Parameterised Tests#
In the case of parameterised tests, the state to be tested and the expected behaviour can be transferred to the test case id. The pytest.param parameter should be preferred over the ids parameter as it is closer to the parameters. In repetitive cases, the ids parameter can be used for templating, or the test name can represent the common behaviour of the tests.
Example
def div(numerator: float, denominator: float) -> float:
if denominator == 0:
raise ValueError('Zero division!')
return numerator/denominator
Yes
@pytest.mark.parametrize(
('numerator', 'denominator', 'expected'),
[
pytest.param(8, 4, 2, id='numerator_8_denominator_4_returns_2'),
pytest.param(9, 3, 3, id='numerator_9_denominator_3_returns_3'),
]
)
def test_div(numerator, denominator, expected):
...
@pytest.mark.parametrize(
('numerator', 'denominator', 'expected'),
[(8, 4, 2), (9, 3, 3)]
ids=lambda n,d,e: f'numerator_{n}_denominator_{d}_returns_{e}'
)
def test_div(numerator, denominator, expected):
...
@pytest.mark.parametrize(
('numerator', 'denominator', 'expected'),
[(8, 4, 2), (9, 3, 3)]
)
def test_div_returns_expected_value(numerator, denominator, expected):
...
def test_div_denominator_zero_raises_exception():
...
No
@pytest.mark.parametrize(
('numerator', 'denominator', 'expected'),
[(8, 4, 2), (9, 3, 3)]
ids=lambda n,d,e: f'numerator_{n}_denominator_{d}_returns_{e}'
)
def test_div_returns_expected_value(numerator, denominator, expected):
...
Fixtures#
The name of a fixture should describe the value it provides. Fixtures should be documented. The structure of the documentation should follow the structure of the whole project.
Example
class Animal():
def __init__(self, name: str):
self.name = name
Yes
@pytest.fixture
def animal_tiger() -> Animal:
return Animal('tiger')
@pytest.fixture
def animal_wolf() -> Animal:
return Animal('wolf')
No
@pytest.fixture
def animal_a() -> Animal:
return Animal('tiger')
@pytest.fixture
def animal_b() -> Animal:
return Animal('wolf')
Structure#
Separated Parameterised Tests#
Parameterised tests should be preferred to single test cases. However, checks for exceptions, none or boolean values, and other types should be separated.
Example
def do_something(a: int) -> int | None:
if (a > 3):
return None
return a + 1
Yes
@pytest.mark.parametrize(('a', 'expected'), [(4, 5), (81, 82)])
def test_do_something_returns_expected_value(a, expected):
actual = do_something(a)
assert actual == expected
@pytest.mark.parametrize('a', [(3), (1)])
def test_do_something_returns_none(a):
actual = do_something(a)
assert actual is None
No
@pytest.mark.parametrize(('a', 'expected'), [(4, 5), (81, 82), (3, None)])
def test_do_something_returns_expected_value(a, expected):
actual = do_something(a)
assert actual == expected
Using Fixtures with Parameterised Tests#
When using parameterised tests and object factories, use fixture factories or parameterised fixtures rather than functions.
Grouping Tests using Classes#
Tests should be written in a functional format.
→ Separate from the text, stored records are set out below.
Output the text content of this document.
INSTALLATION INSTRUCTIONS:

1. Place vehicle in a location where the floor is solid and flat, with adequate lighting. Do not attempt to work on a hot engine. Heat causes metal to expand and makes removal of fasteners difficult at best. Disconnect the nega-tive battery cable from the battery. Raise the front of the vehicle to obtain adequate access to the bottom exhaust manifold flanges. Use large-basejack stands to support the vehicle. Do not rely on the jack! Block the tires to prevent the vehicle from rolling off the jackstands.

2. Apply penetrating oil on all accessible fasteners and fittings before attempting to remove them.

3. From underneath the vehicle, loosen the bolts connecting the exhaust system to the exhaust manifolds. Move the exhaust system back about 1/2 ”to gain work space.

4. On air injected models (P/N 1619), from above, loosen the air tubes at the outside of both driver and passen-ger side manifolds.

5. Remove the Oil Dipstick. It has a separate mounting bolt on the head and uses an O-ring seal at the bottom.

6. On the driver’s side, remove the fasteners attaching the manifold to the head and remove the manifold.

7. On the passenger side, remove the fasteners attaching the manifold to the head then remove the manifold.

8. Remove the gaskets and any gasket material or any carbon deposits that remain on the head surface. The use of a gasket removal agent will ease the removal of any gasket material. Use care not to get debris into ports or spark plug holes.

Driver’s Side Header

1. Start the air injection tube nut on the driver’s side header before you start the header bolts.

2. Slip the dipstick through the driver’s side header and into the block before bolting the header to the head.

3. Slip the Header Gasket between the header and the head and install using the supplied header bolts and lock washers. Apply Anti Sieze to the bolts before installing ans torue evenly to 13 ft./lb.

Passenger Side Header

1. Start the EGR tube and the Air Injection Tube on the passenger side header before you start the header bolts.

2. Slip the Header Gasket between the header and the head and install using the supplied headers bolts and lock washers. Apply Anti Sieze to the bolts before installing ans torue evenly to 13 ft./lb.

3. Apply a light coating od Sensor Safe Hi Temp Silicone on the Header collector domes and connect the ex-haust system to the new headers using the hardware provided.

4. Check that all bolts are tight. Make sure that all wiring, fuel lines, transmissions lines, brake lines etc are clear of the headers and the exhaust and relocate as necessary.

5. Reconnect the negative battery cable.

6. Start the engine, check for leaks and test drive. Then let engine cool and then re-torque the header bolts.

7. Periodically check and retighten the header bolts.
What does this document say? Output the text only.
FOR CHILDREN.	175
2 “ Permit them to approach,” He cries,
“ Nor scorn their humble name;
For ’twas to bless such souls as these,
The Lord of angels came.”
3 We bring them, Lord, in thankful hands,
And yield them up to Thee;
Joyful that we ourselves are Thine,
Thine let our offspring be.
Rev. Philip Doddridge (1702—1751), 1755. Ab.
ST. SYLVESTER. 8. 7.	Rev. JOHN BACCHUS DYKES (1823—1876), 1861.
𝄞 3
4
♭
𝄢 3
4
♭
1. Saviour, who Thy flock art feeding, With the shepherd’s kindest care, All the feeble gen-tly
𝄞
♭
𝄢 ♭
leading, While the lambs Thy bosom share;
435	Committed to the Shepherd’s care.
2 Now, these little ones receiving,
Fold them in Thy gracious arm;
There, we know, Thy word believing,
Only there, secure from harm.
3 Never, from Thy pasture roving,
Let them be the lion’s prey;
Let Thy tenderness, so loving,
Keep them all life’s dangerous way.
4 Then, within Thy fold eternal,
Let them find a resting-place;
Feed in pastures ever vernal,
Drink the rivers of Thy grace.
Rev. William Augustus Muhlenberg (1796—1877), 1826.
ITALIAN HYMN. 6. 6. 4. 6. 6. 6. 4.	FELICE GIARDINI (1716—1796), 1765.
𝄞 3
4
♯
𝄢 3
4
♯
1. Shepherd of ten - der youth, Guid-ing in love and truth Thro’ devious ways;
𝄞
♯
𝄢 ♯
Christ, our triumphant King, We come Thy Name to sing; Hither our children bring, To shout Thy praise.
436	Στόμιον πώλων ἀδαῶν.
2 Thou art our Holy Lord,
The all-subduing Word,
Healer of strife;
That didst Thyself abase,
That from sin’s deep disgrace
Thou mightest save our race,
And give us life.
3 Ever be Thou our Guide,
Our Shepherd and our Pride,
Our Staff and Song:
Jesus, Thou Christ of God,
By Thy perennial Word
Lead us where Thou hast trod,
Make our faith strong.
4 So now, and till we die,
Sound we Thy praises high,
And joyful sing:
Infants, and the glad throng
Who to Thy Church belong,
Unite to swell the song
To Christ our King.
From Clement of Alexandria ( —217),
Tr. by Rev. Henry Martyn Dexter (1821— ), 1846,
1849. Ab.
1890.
Tests for the same method or function should be placed side by side. However, classes are allowed in the following cases:
Tests share the same parameterisation.
Logical grouping of tests, e.g. of different classes in the same file.
Instead of using xunit-style setup and teardown methods, fixtures should be used whenever possible, as they can be shared across files.
Execution#
Marking Tests#
Slow tests should be marked as such with @pytest.mark.slow.
Order#
Tests should be performed in parallel or in random order.